What I find perplexing about this story is not that her parents allowed a 16-year-old to attempt this voyage, but that so many people appear to be outraged at their decision. And that some of that outrage is directed at their faith in a sovereign God who controls all things.
First of all, what does her age have to do with it? Abby has been sailing her entire life. If she has the seamanship skills and the maturity — and, by all accounts, she has both — and if she has the right equipment, why shouldn’t she go? I’d be far more worried about a 30-year-old who’s had two sailing lessons taking a daysailer across Chesapeake Bay than I would about a teenager with Abby’s experience and training setting off to sail a properly designed yacht around the world.
Second, why is it the business of anyone other than her parents? Some of those commenting on the websites that have been following this story want to have Abby’s parents, Laurence and Marianne Sunderland, thrown into jail for child abuse. It is our misfortune to live in an age of meddling busybodies. Why should their opinion count for more than the judgment those who know her best, who brought her into the world and brought her up?
The fact that the Sunderlands are evangelical Christians who, in addition to allowing their children to sail solo around the world — their older son, Zac, completed a solo circumnavigation in 2008 at the age of 17 — also homeschooled their children, is seen as further evidence of their irresponsibility.
There is one criticism, however, that I think has some validity. Abby’s plan was to sail south from Marina del Rey all the way to the tip of South America, then pick up the West Wind Drift — also known as the Antarctic Circumpolar Current — and follow it eastward until she cleared New Zealand’s South Island before turning north again.
This route was chosen in order to avoid pirates — her brother had encountered some during his circumnavigation. Also, by exploiting the West Wind Drift, she would make better time.
However, her late January departure, along with a forced stop in Capetown for repairs, put her in the treacherous Southern Ocean in the middle of winter. She should have left no later than the end of November. I suspect that she didn’t because she wasn’t quite ready. (In fact, she wasn’t quite ready when she did leave; she had to stop in Cabo San Lucas for some repairs, before starting again in early February.)
She could have waited until late August or early September, which would have put her in the Southern Ocean at a time of year in which it is much more benign. But if she did that, she wouldn’t realize her goal of becoming the youngest person to complete a non-stop circumnavigation.

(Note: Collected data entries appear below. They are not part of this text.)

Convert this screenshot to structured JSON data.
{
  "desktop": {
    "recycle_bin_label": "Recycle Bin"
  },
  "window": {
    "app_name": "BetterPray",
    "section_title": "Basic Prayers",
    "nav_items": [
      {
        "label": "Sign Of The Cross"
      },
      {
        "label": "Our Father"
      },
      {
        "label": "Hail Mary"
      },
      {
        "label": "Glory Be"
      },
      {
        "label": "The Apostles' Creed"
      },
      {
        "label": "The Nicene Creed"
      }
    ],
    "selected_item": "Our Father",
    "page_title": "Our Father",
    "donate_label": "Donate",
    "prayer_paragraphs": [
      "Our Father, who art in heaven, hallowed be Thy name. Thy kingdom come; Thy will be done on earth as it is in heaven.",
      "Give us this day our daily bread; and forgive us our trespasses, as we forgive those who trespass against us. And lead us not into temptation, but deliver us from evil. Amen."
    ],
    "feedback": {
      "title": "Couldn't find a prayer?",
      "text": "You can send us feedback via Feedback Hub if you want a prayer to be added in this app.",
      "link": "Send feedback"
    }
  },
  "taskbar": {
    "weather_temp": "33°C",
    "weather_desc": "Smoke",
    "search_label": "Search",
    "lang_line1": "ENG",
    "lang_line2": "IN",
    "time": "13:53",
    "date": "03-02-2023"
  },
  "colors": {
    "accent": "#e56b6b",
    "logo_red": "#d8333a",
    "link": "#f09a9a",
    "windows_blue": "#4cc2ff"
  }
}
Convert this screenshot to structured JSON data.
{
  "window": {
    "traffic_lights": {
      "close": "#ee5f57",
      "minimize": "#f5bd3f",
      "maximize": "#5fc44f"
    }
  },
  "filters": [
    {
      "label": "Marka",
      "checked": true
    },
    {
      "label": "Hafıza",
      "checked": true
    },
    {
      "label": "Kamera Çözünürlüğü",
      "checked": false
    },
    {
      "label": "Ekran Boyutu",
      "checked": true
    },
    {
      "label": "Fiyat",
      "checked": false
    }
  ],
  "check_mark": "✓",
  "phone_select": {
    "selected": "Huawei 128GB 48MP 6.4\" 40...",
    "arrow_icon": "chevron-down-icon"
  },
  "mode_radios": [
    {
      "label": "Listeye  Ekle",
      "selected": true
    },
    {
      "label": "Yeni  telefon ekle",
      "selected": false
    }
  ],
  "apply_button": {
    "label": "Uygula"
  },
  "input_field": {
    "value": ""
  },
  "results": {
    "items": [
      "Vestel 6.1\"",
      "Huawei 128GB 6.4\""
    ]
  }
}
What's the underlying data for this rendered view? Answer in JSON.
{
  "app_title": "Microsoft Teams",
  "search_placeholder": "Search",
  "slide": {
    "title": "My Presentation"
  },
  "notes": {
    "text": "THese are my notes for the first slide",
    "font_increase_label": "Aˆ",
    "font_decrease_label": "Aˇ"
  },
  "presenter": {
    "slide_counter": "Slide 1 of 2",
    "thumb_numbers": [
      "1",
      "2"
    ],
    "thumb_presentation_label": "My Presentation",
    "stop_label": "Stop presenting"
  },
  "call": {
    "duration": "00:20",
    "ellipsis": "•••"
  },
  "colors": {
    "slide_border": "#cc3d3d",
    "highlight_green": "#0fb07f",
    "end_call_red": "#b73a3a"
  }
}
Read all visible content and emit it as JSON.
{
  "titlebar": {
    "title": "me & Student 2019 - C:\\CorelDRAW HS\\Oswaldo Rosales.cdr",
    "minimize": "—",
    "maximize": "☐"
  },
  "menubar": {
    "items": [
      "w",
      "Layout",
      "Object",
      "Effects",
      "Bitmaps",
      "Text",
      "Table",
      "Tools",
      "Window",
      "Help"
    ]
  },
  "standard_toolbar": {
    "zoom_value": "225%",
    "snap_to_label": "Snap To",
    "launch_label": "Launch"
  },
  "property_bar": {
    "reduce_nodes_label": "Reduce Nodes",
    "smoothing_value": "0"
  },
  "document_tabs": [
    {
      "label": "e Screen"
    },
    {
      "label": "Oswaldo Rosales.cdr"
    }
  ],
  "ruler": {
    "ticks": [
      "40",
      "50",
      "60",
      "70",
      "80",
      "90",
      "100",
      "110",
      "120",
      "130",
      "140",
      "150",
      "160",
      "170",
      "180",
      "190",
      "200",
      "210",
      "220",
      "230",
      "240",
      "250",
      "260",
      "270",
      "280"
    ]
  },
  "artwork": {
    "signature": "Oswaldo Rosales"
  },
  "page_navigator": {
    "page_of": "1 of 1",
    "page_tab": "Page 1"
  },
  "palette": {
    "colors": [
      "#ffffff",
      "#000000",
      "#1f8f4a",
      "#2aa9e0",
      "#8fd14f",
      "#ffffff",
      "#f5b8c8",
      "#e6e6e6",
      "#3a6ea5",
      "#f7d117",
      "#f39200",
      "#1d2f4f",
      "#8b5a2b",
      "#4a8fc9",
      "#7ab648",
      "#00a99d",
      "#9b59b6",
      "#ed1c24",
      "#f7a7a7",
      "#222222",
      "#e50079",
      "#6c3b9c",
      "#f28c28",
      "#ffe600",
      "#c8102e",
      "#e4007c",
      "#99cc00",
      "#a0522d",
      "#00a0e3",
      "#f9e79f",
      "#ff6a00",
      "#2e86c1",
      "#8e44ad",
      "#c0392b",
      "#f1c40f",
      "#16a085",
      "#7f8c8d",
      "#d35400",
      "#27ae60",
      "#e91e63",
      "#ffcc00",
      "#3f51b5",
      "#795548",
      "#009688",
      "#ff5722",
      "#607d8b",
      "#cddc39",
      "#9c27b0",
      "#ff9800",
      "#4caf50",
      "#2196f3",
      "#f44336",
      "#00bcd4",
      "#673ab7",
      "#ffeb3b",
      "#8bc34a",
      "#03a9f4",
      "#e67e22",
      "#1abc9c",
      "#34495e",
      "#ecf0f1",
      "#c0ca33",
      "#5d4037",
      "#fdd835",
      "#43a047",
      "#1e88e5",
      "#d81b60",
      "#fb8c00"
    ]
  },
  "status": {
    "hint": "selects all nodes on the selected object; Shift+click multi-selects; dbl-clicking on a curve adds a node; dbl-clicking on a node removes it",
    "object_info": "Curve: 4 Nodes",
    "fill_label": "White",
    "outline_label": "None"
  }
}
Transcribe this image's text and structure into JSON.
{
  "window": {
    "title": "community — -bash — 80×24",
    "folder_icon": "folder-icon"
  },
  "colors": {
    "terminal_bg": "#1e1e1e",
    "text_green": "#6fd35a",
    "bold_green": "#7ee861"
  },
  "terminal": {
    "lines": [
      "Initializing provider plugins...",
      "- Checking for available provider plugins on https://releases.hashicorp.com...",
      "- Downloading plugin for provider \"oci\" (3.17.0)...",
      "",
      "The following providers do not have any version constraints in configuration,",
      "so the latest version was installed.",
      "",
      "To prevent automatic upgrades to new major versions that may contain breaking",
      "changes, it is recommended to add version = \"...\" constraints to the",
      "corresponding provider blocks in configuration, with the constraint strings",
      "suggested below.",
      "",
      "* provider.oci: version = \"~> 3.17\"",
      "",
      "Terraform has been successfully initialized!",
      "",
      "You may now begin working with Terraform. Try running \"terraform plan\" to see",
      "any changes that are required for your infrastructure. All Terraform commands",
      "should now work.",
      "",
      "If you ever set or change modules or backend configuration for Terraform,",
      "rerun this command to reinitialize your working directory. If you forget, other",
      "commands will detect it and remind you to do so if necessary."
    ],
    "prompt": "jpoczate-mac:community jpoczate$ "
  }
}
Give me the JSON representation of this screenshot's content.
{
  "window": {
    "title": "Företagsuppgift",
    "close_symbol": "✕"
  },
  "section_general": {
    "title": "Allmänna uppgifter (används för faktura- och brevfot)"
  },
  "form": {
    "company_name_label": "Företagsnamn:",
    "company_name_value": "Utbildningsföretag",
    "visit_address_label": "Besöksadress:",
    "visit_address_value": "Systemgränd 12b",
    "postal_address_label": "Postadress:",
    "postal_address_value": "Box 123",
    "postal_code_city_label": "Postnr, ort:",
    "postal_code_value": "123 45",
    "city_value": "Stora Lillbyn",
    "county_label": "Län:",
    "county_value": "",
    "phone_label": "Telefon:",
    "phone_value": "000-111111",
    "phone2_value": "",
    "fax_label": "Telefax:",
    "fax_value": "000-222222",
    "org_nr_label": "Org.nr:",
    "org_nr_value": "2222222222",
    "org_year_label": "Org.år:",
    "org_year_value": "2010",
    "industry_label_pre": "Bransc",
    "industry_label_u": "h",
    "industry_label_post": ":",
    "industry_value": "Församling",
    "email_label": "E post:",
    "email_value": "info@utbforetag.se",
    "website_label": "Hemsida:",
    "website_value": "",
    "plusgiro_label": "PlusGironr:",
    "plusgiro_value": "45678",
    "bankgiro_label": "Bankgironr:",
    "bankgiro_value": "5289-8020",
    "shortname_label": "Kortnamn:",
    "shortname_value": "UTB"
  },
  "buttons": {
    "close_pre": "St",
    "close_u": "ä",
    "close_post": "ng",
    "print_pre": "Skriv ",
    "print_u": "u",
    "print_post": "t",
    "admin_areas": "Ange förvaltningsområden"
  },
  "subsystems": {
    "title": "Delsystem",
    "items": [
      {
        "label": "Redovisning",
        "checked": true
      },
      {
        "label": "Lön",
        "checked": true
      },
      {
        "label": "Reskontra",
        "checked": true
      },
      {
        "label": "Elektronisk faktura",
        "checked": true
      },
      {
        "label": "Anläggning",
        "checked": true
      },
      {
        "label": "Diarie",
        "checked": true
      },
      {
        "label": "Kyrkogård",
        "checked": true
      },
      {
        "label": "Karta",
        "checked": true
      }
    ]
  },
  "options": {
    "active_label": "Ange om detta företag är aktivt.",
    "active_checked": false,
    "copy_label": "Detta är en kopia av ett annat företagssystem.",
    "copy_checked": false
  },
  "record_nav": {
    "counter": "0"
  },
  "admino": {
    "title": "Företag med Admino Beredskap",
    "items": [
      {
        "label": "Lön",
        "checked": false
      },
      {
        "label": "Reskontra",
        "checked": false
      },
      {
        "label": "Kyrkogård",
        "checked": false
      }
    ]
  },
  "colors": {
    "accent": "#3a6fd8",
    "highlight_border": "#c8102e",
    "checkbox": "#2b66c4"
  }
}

As it turned out, she didn’t reach her goal anyway, and it probably wouldn’t have mattered that much if she had. The Guinness Book of World Records, citing the risks involved, has announced it will no longer recognize the youngest person to complete a circumnavigation.
Personally, I think she should have waited a few months. Even so, I still think that what she has done is pretty amazing. And I think her parents are pretty amazing for encouraging her to do it.